Rappelons que l’air respirable pour des humains est idéalement composé de 80 % de diazote et de 20 % de dioxygène et que le taux de dioxyde de carbone doit être maintenu bien en dessous de 1 %.

Gravité

Si à la surface de la Terre, il existe un champ de gravité naturel de 1g, ce n’est le cas dans aucune colonie extraterrestre.

Pour le moment, aucune technologie n’a permis de créer un champ de gravité artificiel et le seul moyen d’en simuler revient à exploiter la force centrifuge ou l’inertie, notamment pendant l’accélération et la décélération des vaisseaux spatiaux.

Sur la plupart des lunes majeures du système solaires, la gravité à la surface est inférieure à un sixième de celle de la Terre. Seule Mars possède un bon tiers de g.

Au regard de cette caractéristique, la plupart des installations au sol disposent d'une infrastructure similaire à ce qui pourrait être trouvé sur Terre. L'une des principales marques architecturales de ces habitats sous faible gravité est la présence systématique de mains-courantes.

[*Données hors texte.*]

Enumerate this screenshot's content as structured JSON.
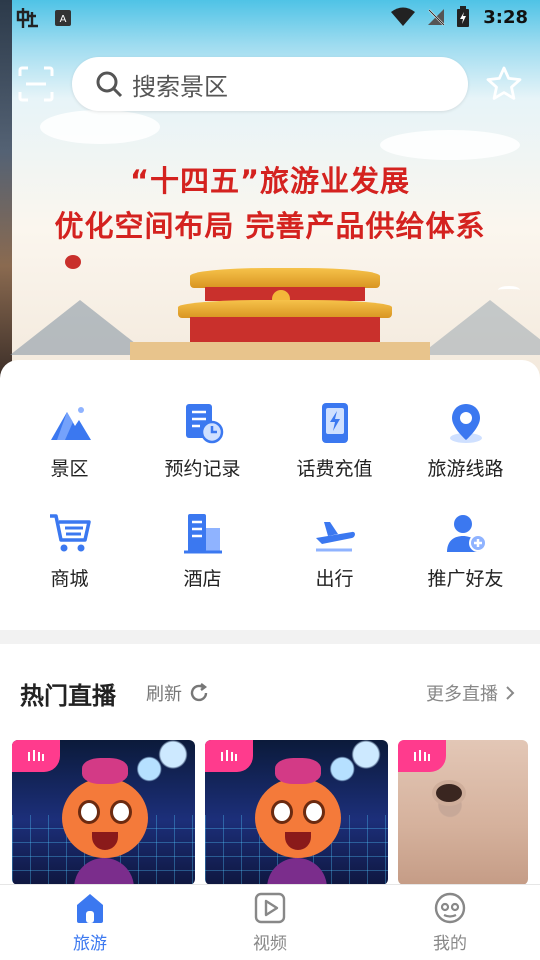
{
  "status_bar": {
    "time": "3:28"
  },
  "search": {
    "placeholder": "搜索景区"
  },
  "banner": {
    "line1": "“十四五”旅游业发展",
    "line2": "优化空间布局 完善产品供给体系"
  },
  "menu": {
    "items": [
      {
        "label": "景区",
        "icon": "mountain-icon"
      },
      {
        "label": "预约记录",
        "icon": "booking-record-icon"
      },
      {
        "label": "话费充值",
        "icon": "phone-recharge-icon"
      },
      {
        "label": "旅游线路",
        "icon": "map-pin-icon"
      },
      {
        "label": "商城",
        "icon": "cart-icon"
      },
      {
        "label": "酒店",
        "icon": "hotel-icon"
      },
      {
        "label": "出行",
        "icon": "plane-icon"
      },
      {
        "label": "推广好友",
        "icon": "add-friend-icon"
      }
    ]
  },
  "live": {
    "title": "热门直播",
    "refresh_label": "刷新",
    "more_label": "更多直播"
  },
  "tabbar": {
    "items": [
      {
        "label": "旅游",
        "icon": "home-icon",
        "active": true
      },
      {
        "label": "视频",
        "icon": "video-icon",
        "active": false
      },
      {
        "label": "我的",
        "icon": "profile-icon",
        "active": false
      }
    ]
  },
  "colors": {
    "accent": "#3b78f0",
    "banner_text": "#d4221f",
    "live_badge": "#ff3b8d",
    "inactive_tab": "#888888"
  }
}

Dans les environnements en apesanteurs, les coursives et les salles ont volontairement une taille réduite pour éviter à un Solaire un peu maladroit de se retrouver à dériver dans les airs sans moyen de se rattraper.

Chauffage et isolation

La plupart des colonies sont installées bien au-delà de l'orbite terrestre. Si loin du soleil, l'équilibre thermique atteint des températures extrêmement basses.

Premier rempart contre ce danger, l'isolation des installations coloniales est particulièrement soignée et surveillée. Aérogel et pièges thermiques, dont le principe peut faire penser aux serres, sont donc lourdement mis à contribution.

Malgré tout, ce n'est pas suffisant et toutes les installations et vaisseaux sont donc lourdement pourvus en chauffages. Notez que les générateurs d'énergies produisent « naturellement » de la chaleur et que sur certains vaisseaux, cette production est suffisante.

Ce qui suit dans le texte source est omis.